The stock yields nearly 2%, and the dividend should be hiked within the next six months. Chubb is the type of Steady Eddie stock that rarely is at the top of the leader board in a given year, but just churns out consistent returns year-in, year-out.
One somewhat surprising stock on the list is a utility, New Jersey Resources (NJR). Utilities don't typically score well in our Quadrix system, as a result of their slow-growth ways.
That New Jersey Resources scores well in both growth, and value metrics, speaks well of the stock's total-return potential. I like the yield of nearly 4%, and dividend growth should be above-average for the group. The stock ranks as one of the more attractive plays in the utility sector.
The final stock I'll mention on the list is Skyworks Solutions (SWKS). The company's high-performance analog semiconductors are used in a variety of markets, including handsets, wireless infrastructure, aerospace/defense, automotive, CATV, energy, medical, and test and measurement.

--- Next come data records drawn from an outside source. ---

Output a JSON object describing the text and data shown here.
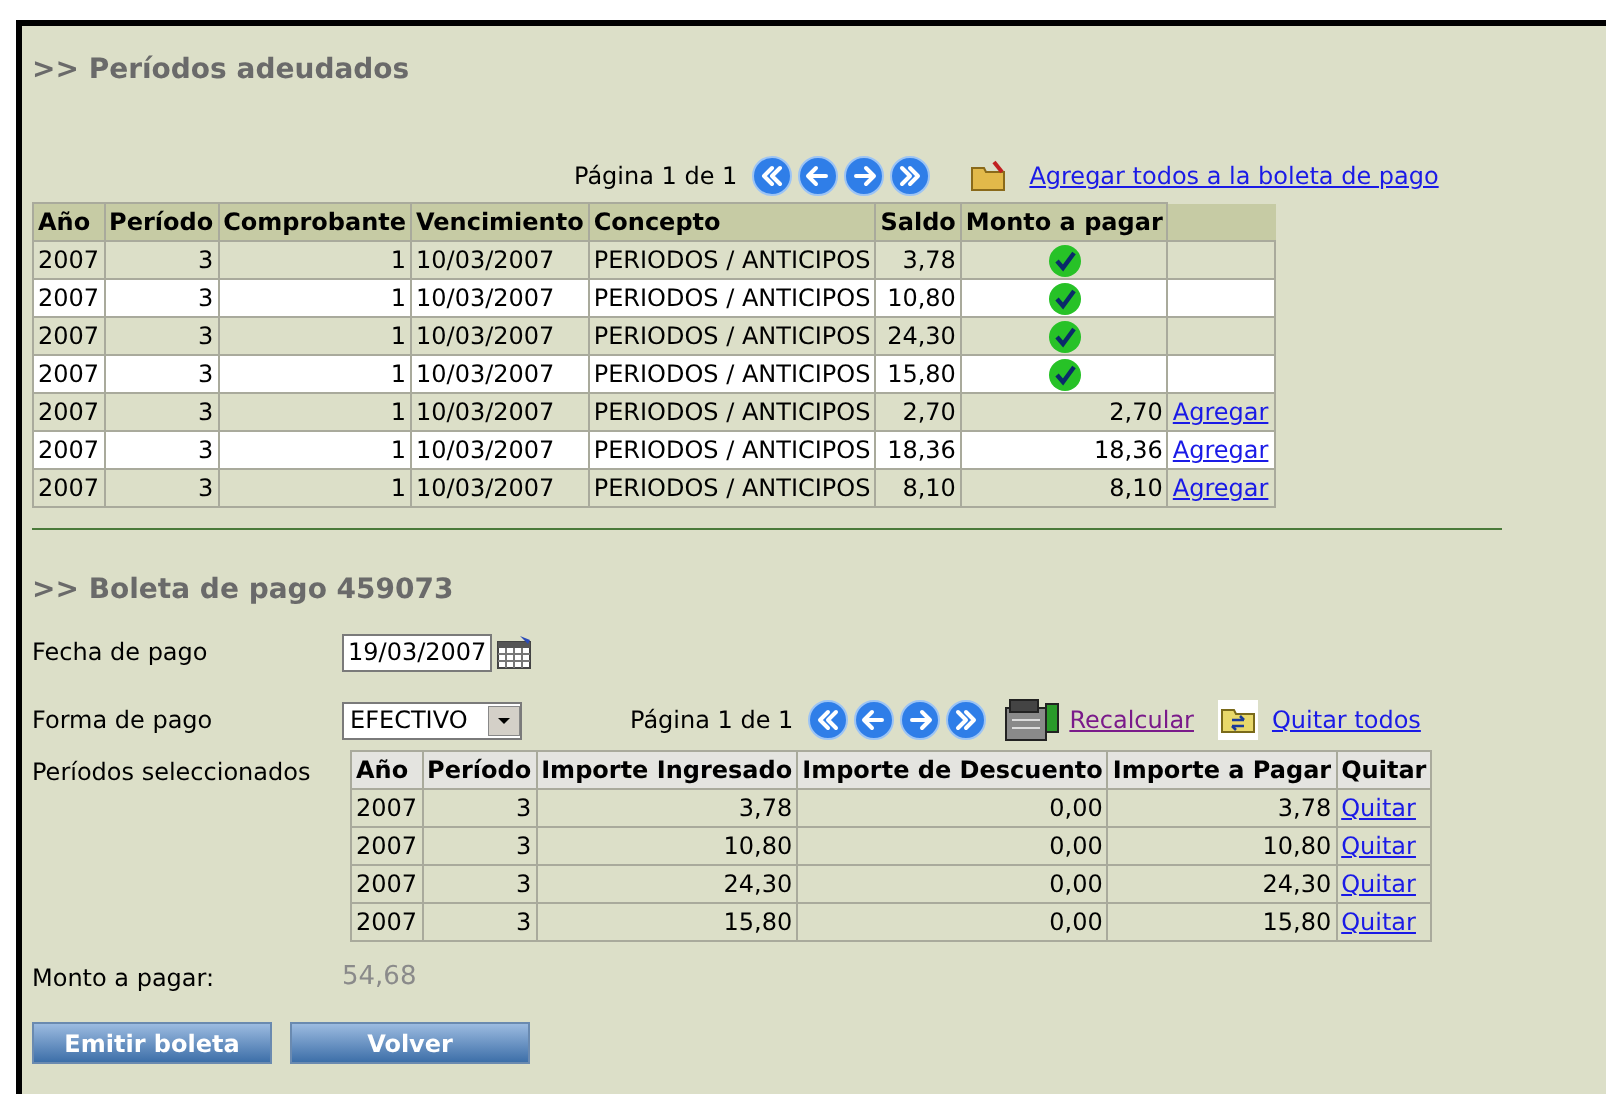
{
  "debts": {
    "title": ">> Períodos adeudados",
    "pager": {
      "label": "Página 1 de 1"
    },
    "add_all_link": "Agregar todos a la boleta de pago",
    "columns": [
      "Año",
      "Período",
      "Comprobante",
      "Vencimiento",
      "Concepto",
      "Saldo",
      "Monto a pagar"
    ],
    "rows": [
      {
        "year": "2007",
        "period": "3",
        "voucher": "1",
        "due": "10/03/2007",
        "concept": "PERIODOS / ANTICIPOS",
        "balance": "3,78",
        "added": true
      },
      {
        "year": "2007",
        "period": "3",
        "voucher": "1",
        "due": "10/03/2007",
        "concept": "PERIODOS / ANTICIPOS",
        "balance": "10,80",
        "added": true
      },
      {
        "year": "2007",
        "period": "3",
        "voucher": "1",
        "due": "10/03/2007",
        "concept": "PERIODOS / ANTICIPOS",
        "balance": "24,30",
        "added": true
      },
      {
        "year": "2007",
        "period": "3",
        "voucher": "1",
        "due": "10/03/2007",
        "concept": "PERIODOS / ANTICIPOS",
        "balance": "15,80",
        "added": true
      },
      {
        "year": "2007",
        "period": "3",
        "voucher": "1",
        "due": "10/03/2007",
        "concept": "PERIODOS / ANTICIPOS",
        "balance": "2,70",
        "added": false,
        "amount": "2,70",
        "action": "Agregar"
      },
      {
        "year": "2007",
        "period": "3",
        "voucher": "1",
        "due": "10/03/2007",
        "concept": "PERIODOS / ANTICIPOS",
        "balance": "18,36",
        "added": false,
        "amount": "18,36",
        "action": "Agregar"
      },
      {
        "year": "2007",
        "period": "3",
        "voucher": "1",
        "due": "10/03/2007",
        "concept": "PERIODOS / ANTICIPOS",
        "balance": "8,10",
        "added": false,
        "amount": "8,10",
        "action": "Agregar"
      }
    ]
  },
  "voucher": {
    "title": ">> Boleta de pago 459073",
    "date_label": "Fecha de pago",
    "date_value": "19/03/2007",
    "method_label": "Forma de pago",
    "method_value": "EFECTIVO",
    "pager": {
      "label": "Página 1 de 1"
    },
    "recalc_link": "Recalcular",
    "remove_all_link": "Quitar todos",
    "selected_label": "Períodos seleccionados",
    "columns": [
      "Año",
      "Período",
      "Importe Ingresado",
      "Importe de Descuento",
      "Importe a Pagar",
      "Quitar"
    ],
    "rows": [
      {
        "year": "2007",
        "period": "3",
        "entered": "3,78",
        "discount": "0,00",
        "to_pay": "3,78",
        "action": "Quitar"
      },
      {
        "year": "2007",
        "period": "3",
        "entered": "10,80",
        "discount": "0,00",
        "to_pay": "10,80",
        "action": "Quitar"
      },
      {
        "year": "2007",
        "period": "3",
        "entered": "24,30",
        "discount": "0,00",
        "to_pay": "24,30",
        "action": "Quitar"
      },
      {
        "year": "2007",
        "period": "3",
        "entered": "15,80",
        "discount": "0,00",
        "to_pay": "15,80",
        "action": "Quitar"
      }
    ],
    "total_label": "Monto a pagar:",
    "total_value": "54,68"
  },
  "buttons": [
    "Emitir boleta",
    "Volver"
  ]
}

Some of the company's components can be found in Apple's new 5S phone. Skyworks is not the type of tech company that investors usually equate with value stock. However, the company's Quadrix Value score of 87 indicates that the shares are far from overpriced.
And growth potential remains attractive. For investors looking for a growth-value combo play with some zip potential, these shares should fit the bill.